Lysozyme Fiber‐Inspired Versatile Supramolecular Hydrogel Against Drug‐Resistant Pathogens and Biofilm Formation

Abstract Multidrug‐resistant (MDR) bacterial infections pose a significant threat to human health, particularly when introduced by surgical contamination, resulting in early‐stage implant‐related biofilm infections and potential implant failure. Inspired by the structure and function of lysozyme fibers, a biomimetic supramolecular hydrogel is developed that mimics the lysozyme fiber architecture and encapsulates D‐tyrosine (D‐Tyr), integrating bactericidal and anti‐biofilm functions within a self‐assembled positively charged nanofibrous network. The peptide backbone with quaternary ammonium salt‐modified fibers disrupts bacterial cell membranes through direct contact, thereby damaging structural integrity, causing cytoplasmic leakage and killing bacteria; meanwhile, D‐Tyr's effective sustained release inhibits initial bacterial contamination and prevents subsequent biofilm formation.
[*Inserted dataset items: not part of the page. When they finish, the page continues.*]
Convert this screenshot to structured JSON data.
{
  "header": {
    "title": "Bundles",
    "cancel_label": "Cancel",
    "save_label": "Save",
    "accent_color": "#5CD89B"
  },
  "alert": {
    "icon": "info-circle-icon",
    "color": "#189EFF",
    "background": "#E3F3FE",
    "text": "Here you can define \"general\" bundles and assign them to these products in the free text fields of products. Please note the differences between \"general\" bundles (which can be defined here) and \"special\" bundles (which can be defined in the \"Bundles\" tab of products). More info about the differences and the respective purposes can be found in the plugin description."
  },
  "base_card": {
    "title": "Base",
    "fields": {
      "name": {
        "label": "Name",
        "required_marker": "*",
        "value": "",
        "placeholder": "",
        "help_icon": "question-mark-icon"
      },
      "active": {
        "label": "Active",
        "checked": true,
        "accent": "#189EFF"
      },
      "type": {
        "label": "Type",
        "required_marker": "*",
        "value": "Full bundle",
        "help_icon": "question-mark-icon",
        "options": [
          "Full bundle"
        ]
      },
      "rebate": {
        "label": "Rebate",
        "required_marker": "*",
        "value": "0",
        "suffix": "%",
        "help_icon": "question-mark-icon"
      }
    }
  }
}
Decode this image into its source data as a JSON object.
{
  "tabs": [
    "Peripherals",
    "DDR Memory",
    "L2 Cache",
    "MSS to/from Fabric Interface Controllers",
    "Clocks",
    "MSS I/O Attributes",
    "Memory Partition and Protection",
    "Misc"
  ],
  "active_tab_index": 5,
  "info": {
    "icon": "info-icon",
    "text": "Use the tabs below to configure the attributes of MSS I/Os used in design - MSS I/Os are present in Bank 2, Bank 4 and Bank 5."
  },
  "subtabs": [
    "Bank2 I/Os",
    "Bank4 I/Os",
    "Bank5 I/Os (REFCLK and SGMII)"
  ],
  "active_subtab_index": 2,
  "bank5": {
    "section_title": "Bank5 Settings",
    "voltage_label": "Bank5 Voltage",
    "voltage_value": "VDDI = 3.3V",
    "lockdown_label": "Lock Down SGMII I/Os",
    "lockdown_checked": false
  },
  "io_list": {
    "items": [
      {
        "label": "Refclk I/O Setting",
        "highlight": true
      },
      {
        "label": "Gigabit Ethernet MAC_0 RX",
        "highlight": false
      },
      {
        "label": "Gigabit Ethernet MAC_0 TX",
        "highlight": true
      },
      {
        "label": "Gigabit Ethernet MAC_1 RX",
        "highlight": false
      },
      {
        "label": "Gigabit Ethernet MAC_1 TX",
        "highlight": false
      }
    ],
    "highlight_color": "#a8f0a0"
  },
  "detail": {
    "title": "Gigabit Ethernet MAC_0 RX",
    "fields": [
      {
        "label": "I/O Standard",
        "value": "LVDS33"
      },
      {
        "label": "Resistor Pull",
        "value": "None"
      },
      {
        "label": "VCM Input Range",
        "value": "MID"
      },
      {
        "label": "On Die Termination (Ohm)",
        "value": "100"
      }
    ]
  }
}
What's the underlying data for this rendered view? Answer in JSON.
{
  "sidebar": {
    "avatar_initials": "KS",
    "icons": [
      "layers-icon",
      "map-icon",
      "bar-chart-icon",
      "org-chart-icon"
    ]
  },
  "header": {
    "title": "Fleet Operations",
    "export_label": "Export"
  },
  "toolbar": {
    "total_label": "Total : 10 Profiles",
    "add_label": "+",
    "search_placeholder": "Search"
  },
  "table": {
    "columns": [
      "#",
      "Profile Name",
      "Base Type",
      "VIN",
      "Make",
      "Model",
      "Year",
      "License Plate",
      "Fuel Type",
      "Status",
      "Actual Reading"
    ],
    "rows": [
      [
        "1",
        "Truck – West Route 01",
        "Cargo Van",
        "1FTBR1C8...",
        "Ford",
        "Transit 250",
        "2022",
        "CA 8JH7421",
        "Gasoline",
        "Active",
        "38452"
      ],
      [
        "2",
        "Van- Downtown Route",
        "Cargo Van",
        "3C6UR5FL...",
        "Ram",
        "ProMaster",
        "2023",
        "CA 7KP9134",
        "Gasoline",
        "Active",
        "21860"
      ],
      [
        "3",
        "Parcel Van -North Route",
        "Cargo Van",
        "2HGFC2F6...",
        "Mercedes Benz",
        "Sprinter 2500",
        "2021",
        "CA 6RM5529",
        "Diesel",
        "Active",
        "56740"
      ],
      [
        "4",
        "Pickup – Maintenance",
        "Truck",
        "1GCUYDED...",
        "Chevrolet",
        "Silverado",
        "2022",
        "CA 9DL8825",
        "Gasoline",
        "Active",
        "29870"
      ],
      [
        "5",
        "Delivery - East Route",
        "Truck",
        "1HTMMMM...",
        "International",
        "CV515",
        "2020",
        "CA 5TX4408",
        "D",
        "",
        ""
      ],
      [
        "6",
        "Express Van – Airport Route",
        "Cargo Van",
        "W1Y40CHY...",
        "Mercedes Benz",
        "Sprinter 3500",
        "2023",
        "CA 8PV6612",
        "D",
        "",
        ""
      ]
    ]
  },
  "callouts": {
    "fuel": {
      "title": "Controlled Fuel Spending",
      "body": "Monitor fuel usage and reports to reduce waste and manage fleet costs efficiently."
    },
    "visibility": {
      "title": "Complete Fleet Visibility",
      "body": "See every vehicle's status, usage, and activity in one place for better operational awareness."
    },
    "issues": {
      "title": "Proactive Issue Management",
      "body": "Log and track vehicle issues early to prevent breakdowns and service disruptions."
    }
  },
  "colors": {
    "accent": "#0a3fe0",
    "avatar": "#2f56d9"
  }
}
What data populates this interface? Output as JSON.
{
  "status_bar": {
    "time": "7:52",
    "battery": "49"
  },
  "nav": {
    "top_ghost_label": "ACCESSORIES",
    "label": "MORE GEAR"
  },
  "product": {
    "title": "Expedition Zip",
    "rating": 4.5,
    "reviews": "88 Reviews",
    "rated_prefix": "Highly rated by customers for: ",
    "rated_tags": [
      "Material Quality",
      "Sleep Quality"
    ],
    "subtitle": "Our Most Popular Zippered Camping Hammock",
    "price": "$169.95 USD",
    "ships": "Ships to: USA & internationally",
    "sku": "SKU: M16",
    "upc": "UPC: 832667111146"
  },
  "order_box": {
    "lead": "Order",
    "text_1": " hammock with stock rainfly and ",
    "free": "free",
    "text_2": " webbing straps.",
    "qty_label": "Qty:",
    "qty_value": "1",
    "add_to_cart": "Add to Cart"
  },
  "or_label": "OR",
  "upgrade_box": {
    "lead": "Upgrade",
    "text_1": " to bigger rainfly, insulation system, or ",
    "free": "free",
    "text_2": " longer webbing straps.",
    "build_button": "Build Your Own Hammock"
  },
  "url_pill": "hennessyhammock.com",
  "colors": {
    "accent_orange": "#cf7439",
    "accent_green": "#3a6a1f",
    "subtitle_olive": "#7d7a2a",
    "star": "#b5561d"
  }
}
In vivo, experiments demonstrated that the hydrogel significantly accelerated the healing of Methicillin‐resistant Staphylococcus aureus (MRSA)‐infected skin abscesses and prevented implant‐related biofilm infections during the preliminary stages of implantation. By exploiting synergistic bactericidal and anti‐biofilm effects, this lysozyme fiber‐inspired hydrogel offers a promising strategy to combat MDR bacterial infections and prevent biofilm‐related implant complications.